Position Knowledge and/or Requirements
- Thorough, extensive, specialized knowledge and experience of the theories and application of meteorology, including the dynamics of the atmosphere, meso-scale meteorology, and the application of computer methods of numerical weather analysis and prediction, and forecast situations or environment.
- Thorough knowledge of meteorological concepts, principles and practices pertaining to weather that relates to the wildland fire environment in order to provide expert, specialized products and advice.
- Comprehensive knowledge of operational policies, direction, and instructions used to support the production of real-time products in the fire weather program.
- Strong oral and written communication skills.
- Thorough knowledge of weather related automated wed-based systems, such as ROMAN, WIMS, RAWS, and ASCADS.
- Requires past experience as an incident meteorologist, such as experience working in a fire meteorology and predictive service unit.
- Minimum of S390.
The supervisor sets the overall objectives and resources available. In consultation, the supervisor and the incumbent develop the deadlines, projects, and work to be done.
The incumbent, having developed expertise through education and experience in meteorology, independently plans the manner in which assignments are to be carried out, and resolves most conflicts that arise, coordinating the work with others as necessary. The incumbent interprets policy issues on own initiative in terms of established objectives.
Completed work is reviewed only from an overall standpoint in terms of feasibility, compatibility with other work and/or effectiveness in meeting requirements or expected results.

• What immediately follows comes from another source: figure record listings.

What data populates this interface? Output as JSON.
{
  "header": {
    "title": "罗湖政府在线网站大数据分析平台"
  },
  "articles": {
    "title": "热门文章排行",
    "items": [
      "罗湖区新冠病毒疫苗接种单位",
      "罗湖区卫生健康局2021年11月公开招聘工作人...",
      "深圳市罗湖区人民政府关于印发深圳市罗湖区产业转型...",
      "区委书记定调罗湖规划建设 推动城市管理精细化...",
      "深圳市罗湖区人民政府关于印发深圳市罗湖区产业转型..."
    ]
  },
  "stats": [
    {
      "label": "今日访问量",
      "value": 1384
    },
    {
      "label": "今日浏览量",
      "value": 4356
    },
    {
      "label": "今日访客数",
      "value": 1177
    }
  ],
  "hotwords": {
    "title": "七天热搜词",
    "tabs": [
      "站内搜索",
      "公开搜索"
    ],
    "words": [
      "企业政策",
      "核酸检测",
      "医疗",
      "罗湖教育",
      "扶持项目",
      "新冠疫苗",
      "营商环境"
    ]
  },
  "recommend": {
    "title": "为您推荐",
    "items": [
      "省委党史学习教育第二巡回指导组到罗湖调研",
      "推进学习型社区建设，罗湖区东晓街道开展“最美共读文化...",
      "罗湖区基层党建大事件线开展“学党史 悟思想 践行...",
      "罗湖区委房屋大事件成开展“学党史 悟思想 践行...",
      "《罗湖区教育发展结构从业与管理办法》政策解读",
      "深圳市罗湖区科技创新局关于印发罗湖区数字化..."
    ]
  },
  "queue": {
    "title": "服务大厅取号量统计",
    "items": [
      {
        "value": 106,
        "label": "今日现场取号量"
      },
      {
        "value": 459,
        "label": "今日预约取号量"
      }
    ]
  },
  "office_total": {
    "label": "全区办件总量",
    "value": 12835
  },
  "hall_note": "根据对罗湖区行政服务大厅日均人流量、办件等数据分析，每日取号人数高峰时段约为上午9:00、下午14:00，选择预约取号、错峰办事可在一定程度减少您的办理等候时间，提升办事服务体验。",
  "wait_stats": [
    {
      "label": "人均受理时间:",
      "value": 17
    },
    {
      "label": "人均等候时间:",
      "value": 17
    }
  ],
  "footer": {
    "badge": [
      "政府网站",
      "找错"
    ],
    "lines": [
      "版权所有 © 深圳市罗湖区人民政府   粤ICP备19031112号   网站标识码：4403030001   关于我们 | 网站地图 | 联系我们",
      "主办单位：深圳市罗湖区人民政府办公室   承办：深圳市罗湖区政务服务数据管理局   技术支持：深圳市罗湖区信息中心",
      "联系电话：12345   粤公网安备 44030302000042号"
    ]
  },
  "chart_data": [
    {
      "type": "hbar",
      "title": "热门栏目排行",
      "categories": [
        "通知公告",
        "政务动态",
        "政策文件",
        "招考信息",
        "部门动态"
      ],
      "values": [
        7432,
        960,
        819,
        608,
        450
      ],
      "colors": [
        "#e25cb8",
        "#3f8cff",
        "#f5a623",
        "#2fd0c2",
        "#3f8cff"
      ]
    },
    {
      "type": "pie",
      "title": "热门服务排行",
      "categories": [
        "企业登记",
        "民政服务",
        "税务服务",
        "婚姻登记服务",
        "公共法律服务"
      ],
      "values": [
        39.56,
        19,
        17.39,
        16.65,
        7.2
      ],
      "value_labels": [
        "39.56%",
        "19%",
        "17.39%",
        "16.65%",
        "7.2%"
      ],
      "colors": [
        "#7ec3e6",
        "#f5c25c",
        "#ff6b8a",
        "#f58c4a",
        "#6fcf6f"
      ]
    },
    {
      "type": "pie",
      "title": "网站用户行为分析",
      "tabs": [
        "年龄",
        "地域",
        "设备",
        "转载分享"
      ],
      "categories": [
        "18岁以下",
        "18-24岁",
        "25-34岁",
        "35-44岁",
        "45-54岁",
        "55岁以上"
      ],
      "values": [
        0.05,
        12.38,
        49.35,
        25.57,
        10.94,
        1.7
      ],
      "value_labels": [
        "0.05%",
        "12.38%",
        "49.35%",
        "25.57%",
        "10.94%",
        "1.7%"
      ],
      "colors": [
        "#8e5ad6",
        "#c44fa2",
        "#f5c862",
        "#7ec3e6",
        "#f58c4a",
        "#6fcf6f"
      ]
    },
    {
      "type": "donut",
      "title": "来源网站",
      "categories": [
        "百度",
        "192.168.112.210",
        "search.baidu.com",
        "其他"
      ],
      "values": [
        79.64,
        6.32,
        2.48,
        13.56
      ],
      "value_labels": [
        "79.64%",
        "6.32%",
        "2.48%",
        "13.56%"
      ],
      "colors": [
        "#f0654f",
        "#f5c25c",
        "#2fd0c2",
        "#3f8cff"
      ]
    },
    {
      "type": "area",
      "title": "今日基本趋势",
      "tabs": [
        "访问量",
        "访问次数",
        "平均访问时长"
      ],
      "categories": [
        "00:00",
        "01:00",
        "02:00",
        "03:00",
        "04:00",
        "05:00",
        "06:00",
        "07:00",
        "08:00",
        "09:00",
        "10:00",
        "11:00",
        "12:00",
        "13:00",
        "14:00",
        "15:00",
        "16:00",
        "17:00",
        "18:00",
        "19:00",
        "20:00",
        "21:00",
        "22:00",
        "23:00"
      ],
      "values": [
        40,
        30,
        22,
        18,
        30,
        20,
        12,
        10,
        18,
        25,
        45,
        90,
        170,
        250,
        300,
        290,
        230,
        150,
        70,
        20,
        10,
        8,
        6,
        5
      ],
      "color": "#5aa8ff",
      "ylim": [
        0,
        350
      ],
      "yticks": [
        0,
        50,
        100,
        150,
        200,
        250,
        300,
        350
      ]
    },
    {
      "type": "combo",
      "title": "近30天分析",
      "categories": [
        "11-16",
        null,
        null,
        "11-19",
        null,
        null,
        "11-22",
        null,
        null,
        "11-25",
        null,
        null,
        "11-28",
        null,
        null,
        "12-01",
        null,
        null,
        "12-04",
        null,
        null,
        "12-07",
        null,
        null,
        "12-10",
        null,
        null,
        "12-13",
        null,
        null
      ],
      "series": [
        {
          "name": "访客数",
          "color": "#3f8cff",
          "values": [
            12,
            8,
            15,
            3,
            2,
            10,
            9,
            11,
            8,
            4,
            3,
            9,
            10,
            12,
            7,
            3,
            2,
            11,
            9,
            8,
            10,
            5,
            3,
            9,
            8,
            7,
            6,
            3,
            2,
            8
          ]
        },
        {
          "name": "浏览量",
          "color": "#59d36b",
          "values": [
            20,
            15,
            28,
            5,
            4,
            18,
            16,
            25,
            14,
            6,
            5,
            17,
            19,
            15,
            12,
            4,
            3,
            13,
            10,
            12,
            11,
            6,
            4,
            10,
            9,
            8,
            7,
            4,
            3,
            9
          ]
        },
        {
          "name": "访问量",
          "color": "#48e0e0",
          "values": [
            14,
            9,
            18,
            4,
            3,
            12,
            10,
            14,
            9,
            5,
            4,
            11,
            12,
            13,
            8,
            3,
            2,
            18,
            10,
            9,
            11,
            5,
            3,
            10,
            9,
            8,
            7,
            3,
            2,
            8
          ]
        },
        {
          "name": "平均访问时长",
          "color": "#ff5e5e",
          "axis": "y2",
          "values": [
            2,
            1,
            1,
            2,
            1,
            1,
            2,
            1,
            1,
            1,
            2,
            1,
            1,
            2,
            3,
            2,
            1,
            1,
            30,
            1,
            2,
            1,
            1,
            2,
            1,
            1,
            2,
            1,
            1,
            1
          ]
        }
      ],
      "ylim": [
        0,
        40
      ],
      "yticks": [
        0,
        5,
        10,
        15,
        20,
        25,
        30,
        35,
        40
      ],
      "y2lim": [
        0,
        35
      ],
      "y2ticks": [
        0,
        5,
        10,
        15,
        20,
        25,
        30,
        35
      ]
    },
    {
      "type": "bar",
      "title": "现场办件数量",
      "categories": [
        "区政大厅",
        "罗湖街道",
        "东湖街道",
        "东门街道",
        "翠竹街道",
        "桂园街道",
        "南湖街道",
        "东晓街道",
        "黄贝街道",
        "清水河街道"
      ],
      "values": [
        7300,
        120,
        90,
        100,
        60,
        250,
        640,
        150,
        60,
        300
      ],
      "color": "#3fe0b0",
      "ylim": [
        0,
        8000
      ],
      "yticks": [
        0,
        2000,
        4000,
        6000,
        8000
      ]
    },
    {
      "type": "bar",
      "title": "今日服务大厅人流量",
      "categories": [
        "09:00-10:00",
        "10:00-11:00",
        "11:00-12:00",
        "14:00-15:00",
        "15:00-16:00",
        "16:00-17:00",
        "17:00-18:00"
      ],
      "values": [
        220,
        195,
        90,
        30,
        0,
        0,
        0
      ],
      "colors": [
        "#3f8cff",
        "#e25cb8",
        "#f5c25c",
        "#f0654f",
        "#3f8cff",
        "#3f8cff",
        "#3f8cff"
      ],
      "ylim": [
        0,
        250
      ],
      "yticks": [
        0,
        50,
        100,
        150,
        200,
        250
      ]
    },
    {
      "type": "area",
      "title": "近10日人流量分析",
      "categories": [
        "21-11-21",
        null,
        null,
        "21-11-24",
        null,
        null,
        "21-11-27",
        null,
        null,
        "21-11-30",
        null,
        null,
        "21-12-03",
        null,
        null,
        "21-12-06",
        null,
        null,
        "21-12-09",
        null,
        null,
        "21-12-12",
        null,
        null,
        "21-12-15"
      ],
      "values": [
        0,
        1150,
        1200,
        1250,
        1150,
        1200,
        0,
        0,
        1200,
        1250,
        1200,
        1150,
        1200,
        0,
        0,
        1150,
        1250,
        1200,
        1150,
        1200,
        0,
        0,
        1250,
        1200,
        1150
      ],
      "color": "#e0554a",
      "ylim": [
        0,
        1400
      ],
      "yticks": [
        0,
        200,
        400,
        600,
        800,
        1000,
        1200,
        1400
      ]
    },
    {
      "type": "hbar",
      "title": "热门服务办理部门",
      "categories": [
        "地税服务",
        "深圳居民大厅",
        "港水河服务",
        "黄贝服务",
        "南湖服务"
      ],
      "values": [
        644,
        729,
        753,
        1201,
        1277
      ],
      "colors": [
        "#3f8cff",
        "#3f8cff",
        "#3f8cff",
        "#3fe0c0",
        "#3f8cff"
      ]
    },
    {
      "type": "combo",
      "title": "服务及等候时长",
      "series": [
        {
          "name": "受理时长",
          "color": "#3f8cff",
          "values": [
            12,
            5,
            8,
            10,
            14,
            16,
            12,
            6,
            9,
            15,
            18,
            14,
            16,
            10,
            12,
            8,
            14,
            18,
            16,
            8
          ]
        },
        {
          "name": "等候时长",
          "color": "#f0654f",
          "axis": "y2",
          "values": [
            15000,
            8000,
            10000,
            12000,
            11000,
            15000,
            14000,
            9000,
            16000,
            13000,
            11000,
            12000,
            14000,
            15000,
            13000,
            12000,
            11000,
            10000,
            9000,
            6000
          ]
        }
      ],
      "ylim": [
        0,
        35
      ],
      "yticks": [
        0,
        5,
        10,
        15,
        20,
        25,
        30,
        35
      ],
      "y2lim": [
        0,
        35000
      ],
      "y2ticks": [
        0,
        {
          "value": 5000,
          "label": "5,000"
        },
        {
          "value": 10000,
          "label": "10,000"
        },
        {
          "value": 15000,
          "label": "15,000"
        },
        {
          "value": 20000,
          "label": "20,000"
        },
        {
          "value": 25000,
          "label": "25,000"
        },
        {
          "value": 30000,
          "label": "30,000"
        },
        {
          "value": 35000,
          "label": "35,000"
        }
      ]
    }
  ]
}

Numerous guidelines are available, but have gaps in specificity.
The incumbent uses judgment in interpreting and adapting guidelines such as interagency and/or agency policies, regulations, precedents and work directions for application to specific problems. The incumbent analyzes results and recommends changes as deemed necessary.
The work typically includes the performance of a wide variety of different and unrelated processes and methods characteristic of the science of meteorology. Decisions regarding what needs to be done include the assessment of unusual circumstances, variations in approach, and incomplete or conflicting data.
The work requires making many decisions concerning, for example, interpretation of considerable data, planning the work, or refinement of the methods and techniques to be used.
Scope and Effect
The work involves investigating and analyzing a variety of unusual conditions and problems.
The work products and services affect the design or operation of wildland firefighting strategies, movements, and accomplishments. The work affects the physical and economic well-being of people and equipment.
Contacts are national, regional, and local in scope and include various levels of management within the interagency wildland firefighting community.
Purpose Of Contacts
The purpose of these contacts is to exchange information, coordinate work efforts, plan and develop strategies, assess activities, provide professional advice and guidance, assist in establishing preparedness levels, discuss wildfire activity potential, clarify and negotiate standard procedures and directions.
Duties primarily involve office type work with occasional field activity. Work is characterized primarily by light physical exertion.
The environment involves everyday risks or discomforts that require normal safety precautions typical of office type work. The incumbent may occasionally work in field conditions that may be considered hazardous.